Le Fonds régional d’art contemporain de Languedoc-Roussillon propose durant l’été 2006 une important manifestation
dans une vingtaine de site de la région. A partir des œuvres de sa collection et de celles d’autres institutions publiques
(Fonds national d’art contemporain notamment), mais en invitant aussi des artistes de toutes générations, le Frac entend
faire partager à un large public la grande diversité des démarches qui forgent la vitalité de l’art contemporain.
Chauffe, Marcel ! est l’imprudente tentation d’essayer de saisir les raisons de ce « trouble » collectif attaché à
l’artiste Marcel Duchamp comme à l’art contemporain (c’est-à-dire l’art né des bouleversements des années 60), dont on
affirme ici les liens fondamentaux. Il a donc semblé indispensable de s’engager dans la réflexion et la compréhension des
enjeux de l’art du présent à partir d’œuvres qui seraient peu ou prou redevables de leur existence à celle de Marcel
Duchamp. Contre l’hypocrite refrain (souvent entonné en France…) qui voudrait que ce dernier soit un génie espiègle et
ses « héritiers » de médiocres créateurs bernés, il a paru que le contact devait enfin être établi entre le Bon Père et ses
enfants très légitimes. Duchamp n’ayant cependant jamais été un professeur ou un donneur de leçon de quelque ordre
que ce soit, cette exposition a pris le parti de ne pas intégrer les artistes, nombreux, qui se sont référés à Duchamp en
« copiant » ses objets (les artistes conceptuels américains de l’appropriation par exemple), mais a préféré prendre le
risque, avec d’autres, d’imiter l’esprit de ce grand penseur qui a marqué si fortement l’art de son siècle.
Les expositions
1- Montpellier : Soigneurs de gravité
- La Panacée : il faudra saisir cette posture fondamentale, ancrée dans une vieille tradition française, qui veut
avant tout voir dans l’art ou la pensée une occasion de contrarier tout ce qui pèse et suggérer au contraire un
temps lui-même « suspendu », dans l’attente de rien.
- Carré Sainte-Anne : La vie merveilleuse de Marcel Duchamp avec des œuvres mettant en relation les moments
de l’existence de Duchamp avec certaines propositions contemporaines.

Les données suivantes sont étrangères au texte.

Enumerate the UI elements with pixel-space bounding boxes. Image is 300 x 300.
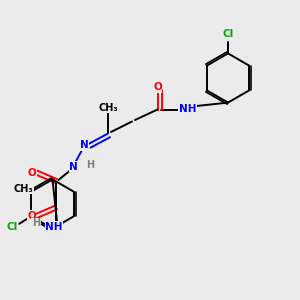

- Chapelle de la Miséricorde : installation monographique de Simone Decker qui traitera du monument public
comme ready-made et sa duplication « fantomatique »…
2- Montpellier : Des célibataires broient leur chocolat Duchamp eux-mêmes
- Château d’O : installation de Gabriele Di Matteo « L’humanité mise à nu » et autres impertinences
- Ecole supérieure des Beaux-Arts : Gérard Collin-Thiébaut, Filip Francis, Betrand Lavier
- Frac Languedoc-Roussillon : affaire de « décompression », de « désertion »…

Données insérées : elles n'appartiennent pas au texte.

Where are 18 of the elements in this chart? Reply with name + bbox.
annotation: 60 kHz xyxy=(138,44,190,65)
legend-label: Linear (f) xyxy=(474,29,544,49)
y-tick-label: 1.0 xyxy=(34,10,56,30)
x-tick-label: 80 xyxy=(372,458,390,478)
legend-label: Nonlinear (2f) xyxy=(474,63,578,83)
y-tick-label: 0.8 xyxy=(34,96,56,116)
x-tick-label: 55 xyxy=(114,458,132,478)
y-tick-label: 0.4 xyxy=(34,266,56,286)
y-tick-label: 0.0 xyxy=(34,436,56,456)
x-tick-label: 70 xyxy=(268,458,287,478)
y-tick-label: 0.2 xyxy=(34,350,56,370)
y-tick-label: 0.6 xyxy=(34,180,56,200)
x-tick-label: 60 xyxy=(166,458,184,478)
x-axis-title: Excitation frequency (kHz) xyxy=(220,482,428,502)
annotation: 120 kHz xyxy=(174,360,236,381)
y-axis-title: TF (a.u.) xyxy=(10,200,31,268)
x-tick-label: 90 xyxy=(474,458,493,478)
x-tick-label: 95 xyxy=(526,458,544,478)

3- Montpellier : Grand-père Marcel a rétréci les gosses !
- Iconoscope : exposition Benoit Platéus
- Vasistas : le ready-made sera abordé dans des concrétisations faisant référence à la nature comme
pourvoyeuse d’éléments susceptibles de « faire art ».
- Aperto : exposition Chen Shao Xiong
- Centre national chorégraphique : rencontre entre l’objet d’art et l’univers de la danse
4- Autres Marcel
- Galerie Philippe Pannetier : Marcel Broodthaers
- Musée PAB, Alès : Jean Suquet
- Galerie Esca, Milhaud : l’humour dans l’art
- Chartreuse, Villeneuve lez Avignon : Lilian Bourgeat
5- Vallon du Villaret (48) : Hors du champ !
6- L.A.C. Sigean : Robert Morris
7- Pyrénées-Orientales : A propos de « mona lisa » (la place de l’érotisme)
- Château de Jau
- Musée de Bélesta
Projections cinématographiques organisées en collaboration avec Monokini
Cycle de conférences organisé en collaboration avec le CRAC de Sète
Dates : 18 juin – 29 octobre 2006 (susceptibles de modifications selon les lieux.)